Rosh Chodesh Kislev began at sundown Wednesday, Nov. 7. This is the month of miracles, rainbows, dreams and dreamers, and a time to light the darkness as winter approaches. In the wake of the hate crime at the Tree of Life synagogue in Pittsburgh, however, many are still feeling shaken, depleted and hopeless. We mourn, yet again, grieving the loss of innocent victims who, this time, were attending a Shabbat service in their community.
Like every Shabbat, that morning I did yoga for an hour. I felt peaceful, hopeful and full of love in anticipation of our daughter’s upcoming wedding this month. Upon hearing the news, all of that joy shattered like the glass set to be under her groom’s foot. I tried to hold the peaceful intent of Shabbat, but failed. The heavy-hearted pressure in my chest wouldn’t lift, even after releasing a deluge of tears. I asked myself, “How can we experience a month of miracles and light when our collective hearts are broken and there’s pervasive fear?”
A few days prior, two African-Americans were also shot and killed by a white man at a Kentucky Kroger. He had attempted to do harm at an African American church, but when that failed, he went to the grocery store. Also in the news were the intercepted mail bombs sent to prominent Democrats.

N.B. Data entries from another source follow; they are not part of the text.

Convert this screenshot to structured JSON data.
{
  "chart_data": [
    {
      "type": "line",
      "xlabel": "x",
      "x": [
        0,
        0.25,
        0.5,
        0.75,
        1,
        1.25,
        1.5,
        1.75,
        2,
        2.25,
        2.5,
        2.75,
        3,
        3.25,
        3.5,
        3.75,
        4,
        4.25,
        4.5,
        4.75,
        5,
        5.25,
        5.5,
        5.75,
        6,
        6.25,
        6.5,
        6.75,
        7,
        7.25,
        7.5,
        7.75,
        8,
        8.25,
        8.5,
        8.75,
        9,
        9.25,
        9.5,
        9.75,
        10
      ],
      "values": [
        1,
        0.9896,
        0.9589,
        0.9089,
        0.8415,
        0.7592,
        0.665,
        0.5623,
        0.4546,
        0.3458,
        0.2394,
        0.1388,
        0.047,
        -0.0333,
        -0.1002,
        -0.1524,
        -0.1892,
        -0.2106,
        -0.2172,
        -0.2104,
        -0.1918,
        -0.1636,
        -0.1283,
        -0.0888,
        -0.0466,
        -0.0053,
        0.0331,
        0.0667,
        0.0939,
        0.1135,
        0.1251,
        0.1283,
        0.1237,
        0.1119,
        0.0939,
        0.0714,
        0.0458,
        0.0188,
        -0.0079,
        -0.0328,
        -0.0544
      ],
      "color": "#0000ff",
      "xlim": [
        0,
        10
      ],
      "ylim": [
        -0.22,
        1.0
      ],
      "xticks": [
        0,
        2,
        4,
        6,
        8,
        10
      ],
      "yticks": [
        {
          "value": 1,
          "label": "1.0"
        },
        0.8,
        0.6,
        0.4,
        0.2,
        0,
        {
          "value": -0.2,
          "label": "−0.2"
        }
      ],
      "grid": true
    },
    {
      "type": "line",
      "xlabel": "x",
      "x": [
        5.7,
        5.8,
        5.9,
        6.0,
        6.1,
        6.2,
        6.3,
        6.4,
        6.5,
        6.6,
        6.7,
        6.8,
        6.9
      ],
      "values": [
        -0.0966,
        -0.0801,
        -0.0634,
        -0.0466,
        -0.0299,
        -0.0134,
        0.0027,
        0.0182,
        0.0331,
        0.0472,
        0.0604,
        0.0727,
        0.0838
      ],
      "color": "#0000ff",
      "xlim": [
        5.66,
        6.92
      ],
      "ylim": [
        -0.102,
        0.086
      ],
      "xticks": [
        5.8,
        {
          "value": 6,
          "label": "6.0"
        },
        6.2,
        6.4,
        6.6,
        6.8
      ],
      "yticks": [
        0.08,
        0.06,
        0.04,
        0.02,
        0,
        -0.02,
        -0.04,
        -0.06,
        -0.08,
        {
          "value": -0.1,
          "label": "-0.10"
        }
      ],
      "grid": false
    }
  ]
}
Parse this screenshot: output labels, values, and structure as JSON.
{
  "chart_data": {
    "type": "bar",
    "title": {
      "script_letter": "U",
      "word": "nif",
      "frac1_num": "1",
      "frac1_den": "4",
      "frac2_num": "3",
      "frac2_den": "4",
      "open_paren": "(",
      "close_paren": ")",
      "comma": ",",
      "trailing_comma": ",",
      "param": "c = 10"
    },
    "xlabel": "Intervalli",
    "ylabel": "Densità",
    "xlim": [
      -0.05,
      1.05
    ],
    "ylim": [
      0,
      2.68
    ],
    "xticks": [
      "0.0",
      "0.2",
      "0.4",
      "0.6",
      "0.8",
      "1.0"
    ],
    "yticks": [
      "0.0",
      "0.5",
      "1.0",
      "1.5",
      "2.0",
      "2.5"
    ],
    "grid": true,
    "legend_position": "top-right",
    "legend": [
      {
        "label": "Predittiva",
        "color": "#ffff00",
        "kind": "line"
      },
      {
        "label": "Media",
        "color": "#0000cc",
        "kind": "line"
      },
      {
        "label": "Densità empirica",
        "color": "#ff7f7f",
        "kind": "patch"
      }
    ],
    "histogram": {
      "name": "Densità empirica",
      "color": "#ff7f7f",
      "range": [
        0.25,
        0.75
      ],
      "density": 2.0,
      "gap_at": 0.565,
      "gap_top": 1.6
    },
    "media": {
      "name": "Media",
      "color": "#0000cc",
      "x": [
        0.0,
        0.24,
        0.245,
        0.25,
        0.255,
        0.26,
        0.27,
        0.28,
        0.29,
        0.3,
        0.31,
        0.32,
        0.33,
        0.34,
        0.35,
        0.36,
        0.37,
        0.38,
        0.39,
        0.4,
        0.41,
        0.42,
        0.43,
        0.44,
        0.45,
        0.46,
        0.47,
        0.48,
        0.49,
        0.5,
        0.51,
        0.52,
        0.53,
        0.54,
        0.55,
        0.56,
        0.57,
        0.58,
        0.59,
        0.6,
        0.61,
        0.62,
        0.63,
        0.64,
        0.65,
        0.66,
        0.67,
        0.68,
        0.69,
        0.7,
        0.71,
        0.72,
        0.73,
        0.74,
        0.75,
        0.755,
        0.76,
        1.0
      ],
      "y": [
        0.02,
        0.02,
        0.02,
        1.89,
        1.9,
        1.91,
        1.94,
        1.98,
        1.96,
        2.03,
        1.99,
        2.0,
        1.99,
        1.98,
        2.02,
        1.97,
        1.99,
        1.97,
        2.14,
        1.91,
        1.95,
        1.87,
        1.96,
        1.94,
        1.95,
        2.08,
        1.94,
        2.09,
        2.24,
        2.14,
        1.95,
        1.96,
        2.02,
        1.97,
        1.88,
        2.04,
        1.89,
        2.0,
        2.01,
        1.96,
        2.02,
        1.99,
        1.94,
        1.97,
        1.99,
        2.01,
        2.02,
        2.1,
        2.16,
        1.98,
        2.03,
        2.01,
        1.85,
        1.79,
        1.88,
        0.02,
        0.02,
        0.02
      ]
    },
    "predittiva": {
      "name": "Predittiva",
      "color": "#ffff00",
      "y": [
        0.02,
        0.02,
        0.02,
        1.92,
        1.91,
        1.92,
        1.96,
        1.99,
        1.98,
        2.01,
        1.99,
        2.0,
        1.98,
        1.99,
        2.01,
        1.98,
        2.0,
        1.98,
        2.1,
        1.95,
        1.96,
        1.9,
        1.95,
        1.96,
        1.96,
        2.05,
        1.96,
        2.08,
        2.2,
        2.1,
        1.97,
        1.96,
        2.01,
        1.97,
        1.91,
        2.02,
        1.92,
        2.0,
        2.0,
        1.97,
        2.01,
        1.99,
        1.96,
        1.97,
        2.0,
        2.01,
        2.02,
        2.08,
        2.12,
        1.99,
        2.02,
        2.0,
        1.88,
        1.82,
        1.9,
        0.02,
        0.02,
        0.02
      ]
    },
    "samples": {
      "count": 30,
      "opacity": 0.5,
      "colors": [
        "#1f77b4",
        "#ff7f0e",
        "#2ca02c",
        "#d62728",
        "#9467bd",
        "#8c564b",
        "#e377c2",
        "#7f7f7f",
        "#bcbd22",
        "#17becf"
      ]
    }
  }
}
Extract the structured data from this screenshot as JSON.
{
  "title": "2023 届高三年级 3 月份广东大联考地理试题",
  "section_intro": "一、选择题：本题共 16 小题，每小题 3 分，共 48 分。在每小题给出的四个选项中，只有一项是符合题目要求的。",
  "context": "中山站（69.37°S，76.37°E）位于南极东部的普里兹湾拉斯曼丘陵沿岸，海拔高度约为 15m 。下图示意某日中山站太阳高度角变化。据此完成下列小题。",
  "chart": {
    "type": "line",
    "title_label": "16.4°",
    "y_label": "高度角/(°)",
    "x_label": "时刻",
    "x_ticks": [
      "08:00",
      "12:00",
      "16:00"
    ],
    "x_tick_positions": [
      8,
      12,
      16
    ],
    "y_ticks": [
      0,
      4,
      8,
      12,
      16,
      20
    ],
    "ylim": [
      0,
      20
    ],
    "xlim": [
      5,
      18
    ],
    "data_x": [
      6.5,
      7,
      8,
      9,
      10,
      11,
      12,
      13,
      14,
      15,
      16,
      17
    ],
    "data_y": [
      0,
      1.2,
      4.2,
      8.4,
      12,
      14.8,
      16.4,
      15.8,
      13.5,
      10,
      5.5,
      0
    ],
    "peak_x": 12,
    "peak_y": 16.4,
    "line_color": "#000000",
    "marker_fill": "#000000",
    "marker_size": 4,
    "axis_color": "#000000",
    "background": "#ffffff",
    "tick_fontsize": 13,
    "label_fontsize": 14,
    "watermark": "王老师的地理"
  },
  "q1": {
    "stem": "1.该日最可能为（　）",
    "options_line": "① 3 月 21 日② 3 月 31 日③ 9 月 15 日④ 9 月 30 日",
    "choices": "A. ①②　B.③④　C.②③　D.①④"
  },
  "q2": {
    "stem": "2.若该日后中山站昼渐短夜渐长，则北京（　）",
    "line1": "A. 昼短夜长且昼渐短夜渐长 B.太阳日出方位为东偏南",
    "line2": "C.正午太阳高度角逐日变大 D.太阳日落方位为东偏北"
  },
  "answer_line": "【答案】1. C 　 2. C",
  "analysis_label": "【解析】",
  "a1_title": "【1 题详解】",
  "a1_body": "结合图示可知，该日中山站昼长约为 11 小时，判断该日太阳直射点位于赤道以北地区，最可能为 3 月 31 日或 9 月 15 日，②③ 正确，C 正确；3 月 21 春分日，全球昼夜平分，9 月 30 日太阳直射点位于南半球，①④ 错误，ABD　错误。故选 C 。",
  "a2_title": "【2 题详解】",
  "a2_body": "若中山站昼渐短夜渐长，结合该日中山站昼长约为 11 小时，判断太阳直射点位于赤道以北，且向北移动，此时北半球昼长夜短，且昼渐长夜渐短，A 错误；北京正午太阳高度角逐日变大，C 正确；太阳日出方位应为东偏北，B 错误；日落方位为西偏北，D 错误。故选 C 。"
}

No one seems exempt from fear. Daylight Savings Time ended, extending the hours of physical darkness and increasing feelings of vulnerability and depression for many. Sadly, there’s always a background vigilance as we scan our world to try to discern who wishes to cause harm and who doesn’t. Safety and security can no longer be presumed.
I’ve been flooded with clients discussing their fears. Some are Jewish, many are not, but the fears are the same. People blame the president, Democrats, Republicans, the media, and even technology for the violence in our world.
It seems that the filters have changed through which individuals try to gauge their level of safety. It used to be, if they aligned with a specific group that had been targeted, they felt threatened. If not, they felt less so. Now people report not feeling safe. There have been shootings at schools, malls, movie theaters, nightclubs, churches and synagogues. Vans have mowed down crowds of people in the U.K., Spain and France, as violence continues all over the world, changing targets on any given day.
People are wrestling with succumbing to their fears. We don’t know the intentions of someone sitting behind us, walking down the street or shopping in a grocery store. Hate is hate, and we have no way of knowing what cracks of light might suddenly be filled with darkness. Most of us are not equipped to battle with evil, so all we can do is light the world with the power of love, while protecting ourselves as best we can. It’s prudent to take precautions to ensure safety, but the rest is out of our domain. These may not be more violent times, just that we’re exposed to violence, in real time, like never before.
It’s time to change our view that a love-filled world is an immature, Pollyanna vision, and that war equals strength and power. Gandhi’s words, “Be the change you wish to see in the world,” have been paraphrased from the more complete quote: “If we could change ourselves, the tendencies in the world would also change. As a man changes his own nature, so does the attitude of the world change towards him. We need not wait to see what others do.”
The energy of Kislev was embodied at the recent memorial and healing services that took place at synagogues across our nation. Religious leaders of all faiths prayed in unity with us for peace. In these darkest of times, we need Kislev’s light of hope. We’ll also accept miracles.
Meditation Focus: What thoughts and actions of yours, even in small ways, fuel hatred and create separation? Stop them and run every thought and action through the filter of love and choose those that promote peace.